Being immersed in a micro-culture with many friends that oppose GMO, factory farming and chemical pesticides, I was surprised to hear the host express how great is it that we have chemical fertilizers that improve productivity of crops, that we have established a way to fatten up cows fast to feed the global appetite for beef, etc. I think eventually the tone changed, but he was eating beef while discussing animal agriculture. Having travelled to India and other poor countries and knowing about the poverty even in what is called food deserts in the US, I was appalled that the show featured a town in which CA surplus tomatos were thrown around in a food fight that was framed as a cancer benefit. People paid $10 a person to throw tomatos at each other. Even if there was a cause behind it, it seemed obscene to be wasting plant life like that. And then the show cut to a slaughterhouse scene– as if it were all OK!

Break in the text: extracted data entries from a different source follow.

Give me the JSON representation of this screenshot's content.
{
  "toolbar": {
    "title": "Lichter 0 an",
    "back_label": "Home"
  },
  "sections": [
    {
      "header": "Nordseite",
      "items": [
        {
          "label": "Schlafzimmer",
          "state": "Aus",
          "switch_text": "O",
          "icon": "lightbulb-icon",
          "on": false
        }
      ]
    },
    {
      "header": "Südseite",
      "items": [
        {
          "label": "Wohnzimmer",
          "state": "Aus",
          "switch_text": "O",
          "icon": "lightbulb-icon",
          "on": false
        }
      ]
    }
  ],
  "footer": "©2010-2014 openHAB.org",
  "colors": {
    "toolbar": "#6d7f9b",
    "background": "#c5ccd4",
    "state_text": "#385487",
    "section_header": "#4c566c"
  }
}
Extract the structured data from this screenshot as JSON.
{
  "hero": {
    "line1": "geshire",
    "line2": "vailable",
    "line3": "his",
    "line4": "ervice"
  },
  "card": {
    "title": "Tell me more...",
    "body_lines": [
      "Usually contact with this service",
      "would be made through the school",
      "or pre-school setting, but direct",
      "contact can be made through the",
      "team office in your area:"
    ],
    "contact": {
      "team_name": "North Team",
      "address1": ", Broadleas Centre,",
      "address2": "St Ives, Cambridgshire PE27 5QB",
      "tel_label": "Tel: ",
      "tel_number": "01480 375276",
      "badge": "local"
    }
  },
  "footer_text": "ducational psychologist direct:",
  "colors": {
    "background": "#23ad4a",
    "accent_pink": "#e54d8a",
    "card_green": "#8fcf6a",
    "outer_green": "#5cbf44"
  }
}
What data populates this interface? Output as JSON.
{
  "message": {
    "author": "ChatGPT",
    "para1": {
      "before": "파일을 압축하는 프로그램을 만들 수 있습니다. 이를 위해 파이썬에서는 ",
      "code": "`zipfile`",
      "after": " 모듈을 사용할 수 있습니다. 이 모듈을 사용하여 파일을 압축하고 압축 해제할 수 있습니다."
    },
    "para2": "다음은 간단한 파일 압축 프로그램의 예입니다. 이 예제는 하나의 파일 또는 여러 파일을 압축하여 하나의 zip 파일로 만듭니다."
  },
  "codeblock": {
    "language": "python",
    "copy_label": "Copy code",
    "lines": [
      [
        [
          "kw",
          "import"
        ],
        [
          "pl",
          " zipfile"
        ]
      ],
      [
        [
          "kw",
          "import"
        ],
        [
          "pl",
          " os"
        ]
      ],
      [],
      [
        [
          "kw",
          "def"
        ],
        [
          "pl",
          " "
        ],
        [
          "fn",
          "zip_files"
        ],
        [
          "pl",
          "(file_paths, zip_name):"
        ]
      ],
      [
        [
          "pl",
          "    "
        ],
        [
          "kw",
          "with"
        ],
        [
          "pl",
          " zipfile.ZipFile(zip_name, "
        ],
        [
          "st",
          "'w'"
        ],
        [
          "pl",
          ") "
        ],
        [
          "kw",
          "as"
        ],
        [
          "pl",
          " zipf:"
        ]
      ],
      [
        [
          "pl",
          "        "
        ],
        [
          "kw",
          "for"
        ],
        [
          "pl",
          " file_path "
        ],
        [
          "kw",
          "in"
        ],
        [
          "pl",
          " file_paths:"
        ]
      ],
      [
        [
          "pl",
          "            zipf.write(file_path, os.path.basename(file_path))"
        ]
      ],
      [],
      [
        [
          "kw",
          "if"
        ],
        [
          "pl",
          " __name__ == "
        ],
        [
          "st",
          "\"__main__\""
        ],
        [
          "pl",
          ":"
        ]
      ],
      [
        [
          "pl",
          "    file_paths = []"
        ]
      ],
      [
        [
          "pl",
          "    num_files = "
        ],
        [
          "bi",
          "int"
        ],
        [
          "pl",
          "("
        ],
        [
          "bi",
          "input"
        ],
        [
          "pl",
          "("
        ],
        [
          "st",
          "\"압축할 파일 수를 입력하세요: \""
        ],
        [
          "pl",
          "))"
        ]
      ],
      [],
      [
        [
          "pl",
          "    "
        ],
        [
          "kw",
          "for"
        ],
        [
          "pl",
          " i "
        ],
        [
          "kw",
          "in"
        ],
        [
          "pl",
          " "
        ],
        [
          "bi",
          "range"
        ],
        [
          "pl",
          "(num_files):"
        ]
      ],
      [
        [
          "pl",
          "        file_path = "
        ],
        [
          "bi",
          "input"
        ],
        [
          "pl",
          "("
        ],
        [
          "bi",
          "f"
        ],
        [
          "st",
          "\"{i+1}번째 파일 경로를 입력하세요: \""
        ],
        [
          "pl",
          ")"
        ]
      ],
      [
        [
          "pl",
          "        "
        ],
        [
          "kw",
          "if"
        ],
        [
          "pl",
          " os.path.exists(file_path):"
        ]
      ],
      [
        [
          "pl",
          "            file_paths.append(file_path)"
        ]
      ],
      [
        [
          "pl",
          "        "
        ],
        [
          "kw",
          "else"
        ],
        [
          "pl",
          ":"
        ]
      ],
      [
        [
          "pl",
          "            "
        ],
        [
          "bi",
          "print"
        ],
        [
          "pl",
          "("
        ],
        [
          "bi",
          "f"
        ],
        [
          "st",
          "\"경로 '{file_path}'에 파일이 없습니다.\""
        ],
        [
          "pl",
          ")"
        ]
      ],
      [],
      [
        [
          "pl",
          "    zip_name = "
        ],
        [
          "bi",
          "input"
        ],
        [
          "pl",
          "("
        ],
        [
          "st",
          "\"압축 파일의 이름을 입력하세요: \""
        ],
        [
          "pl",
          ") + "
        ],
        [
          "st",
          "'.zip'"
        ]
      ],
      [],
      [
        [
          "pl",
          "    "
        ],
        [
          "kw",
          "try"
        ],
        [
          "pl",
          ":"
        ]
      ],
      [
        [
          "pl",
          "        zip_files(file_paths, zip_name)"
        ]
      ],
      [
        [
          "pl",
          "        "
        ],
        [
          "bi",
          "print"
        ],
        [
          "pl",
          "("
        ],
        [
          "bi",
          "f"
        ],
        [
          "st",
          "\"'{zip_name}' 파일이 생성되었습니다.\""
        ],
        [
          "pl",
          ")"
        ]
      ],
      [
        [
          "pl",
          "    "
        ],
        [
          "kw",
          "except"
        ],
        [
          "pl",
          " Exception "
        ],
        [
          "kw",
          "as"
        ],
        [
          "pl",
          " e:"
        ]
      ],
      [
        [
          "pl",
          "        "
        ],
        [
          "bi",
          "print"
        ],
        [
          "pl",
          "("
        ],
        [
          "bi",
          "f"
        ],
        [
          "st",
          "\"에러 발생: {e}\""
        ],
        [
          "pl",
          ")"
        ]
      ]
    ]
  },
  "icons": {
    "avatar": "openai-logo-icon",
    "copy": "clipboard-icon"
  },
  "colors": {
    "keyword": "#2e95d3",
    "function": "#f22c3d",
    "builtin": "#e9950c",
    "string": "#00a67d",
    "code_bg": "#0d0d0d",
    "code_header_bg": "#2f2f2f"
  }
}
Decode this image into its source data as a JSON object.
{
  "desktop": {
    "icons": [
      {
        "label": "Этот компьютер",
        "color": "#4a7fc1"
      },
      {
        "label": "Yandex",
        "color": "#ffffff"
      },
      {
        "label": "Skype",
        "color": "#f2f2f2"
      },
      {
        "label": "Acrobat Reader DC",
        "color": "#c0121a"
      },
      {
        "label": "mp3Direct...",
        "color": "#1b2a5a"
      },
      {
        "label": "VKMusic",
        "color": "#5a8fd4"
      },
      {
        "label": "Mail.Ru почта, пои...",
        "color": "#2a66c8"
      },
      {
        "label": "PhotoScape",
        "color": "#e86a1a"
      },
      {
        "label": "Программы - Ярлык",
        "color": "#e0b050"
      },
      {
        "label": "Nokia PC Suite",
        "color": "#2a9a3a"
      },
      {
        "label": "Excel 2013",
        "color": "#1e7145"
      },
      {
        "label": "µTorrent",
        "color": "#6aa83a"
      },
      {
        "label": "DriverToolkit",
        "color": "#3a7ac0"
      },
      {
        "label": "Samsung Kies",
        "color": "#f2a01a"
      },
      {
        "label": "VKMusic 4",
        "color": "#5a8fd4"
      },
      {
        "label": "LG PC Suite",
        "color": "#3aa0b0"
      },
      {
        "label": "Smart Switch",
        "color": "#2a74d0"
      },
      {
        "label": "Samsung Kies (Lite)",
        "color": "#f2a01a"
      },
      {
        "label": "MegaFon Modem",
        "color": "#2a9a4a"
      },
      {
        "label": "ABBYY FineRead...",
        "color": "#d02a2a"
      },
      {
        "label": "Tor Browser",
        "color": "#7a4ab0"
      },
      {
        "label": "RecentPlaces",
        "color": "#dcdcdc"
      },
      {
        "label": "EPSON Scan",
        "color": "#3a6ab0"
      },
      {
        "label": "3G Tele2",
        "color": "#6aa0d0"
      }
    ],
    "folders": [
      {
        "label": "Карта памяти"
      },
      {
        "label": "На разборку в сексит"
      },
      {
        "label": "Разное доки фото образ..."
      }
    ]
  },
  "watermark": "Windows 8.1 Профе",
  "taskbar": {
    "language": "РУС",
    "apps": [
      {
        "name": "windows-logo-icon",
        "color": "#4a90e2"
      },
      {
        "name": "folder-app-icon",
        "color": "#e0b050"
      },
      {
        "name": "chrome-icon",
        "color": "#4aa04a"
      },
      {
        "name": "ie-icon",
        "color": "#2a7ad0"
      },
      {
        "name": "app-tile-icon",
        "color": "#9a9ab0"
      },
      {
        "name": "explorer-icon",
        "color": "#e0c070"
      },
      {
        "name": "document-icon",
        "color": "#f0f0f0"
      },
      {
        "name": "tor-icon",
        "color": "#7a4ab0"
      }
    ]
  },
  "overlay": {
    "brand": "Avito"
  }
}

Next show was “Half the Sky”. There was plenty to be inspired by,but there was unspeakable violence to women depicted in Sierra Leone, India, Cambodia and Kenya, among other countries. Women raped, beaten, sold to be prostituted and killed. (There are parallels to the way that dairy cows are treated, which we could well consider in terms of karmic consequences). Economic opportunities, education and health care provide a way out, but there are tremendous violent forces that profit from women’s pain. The message of the documentary is that things can change, if we all contribute our energy, in some way.
As people that believe in the value of all life, (as vegans, as Jains) do we really live our principles? Do we treat the smallest sentient being with care? Do we consciously avoid eating products of violence of 5 sensed beings? Do we respect and encourage girls and women to their highest spiritual evolution?
Or are we stuck mindlessly reproducing cultural patterns that numb us and devalue life? We might be vegetarian, but don’t want to think beyond that and become vegan. We might avoid killing the insects, but drive an SUV. We might want our daughter to get educated but we tell her that according to the Digambars, women cannot be liberated. Are we living and giving to the world the values that we profess?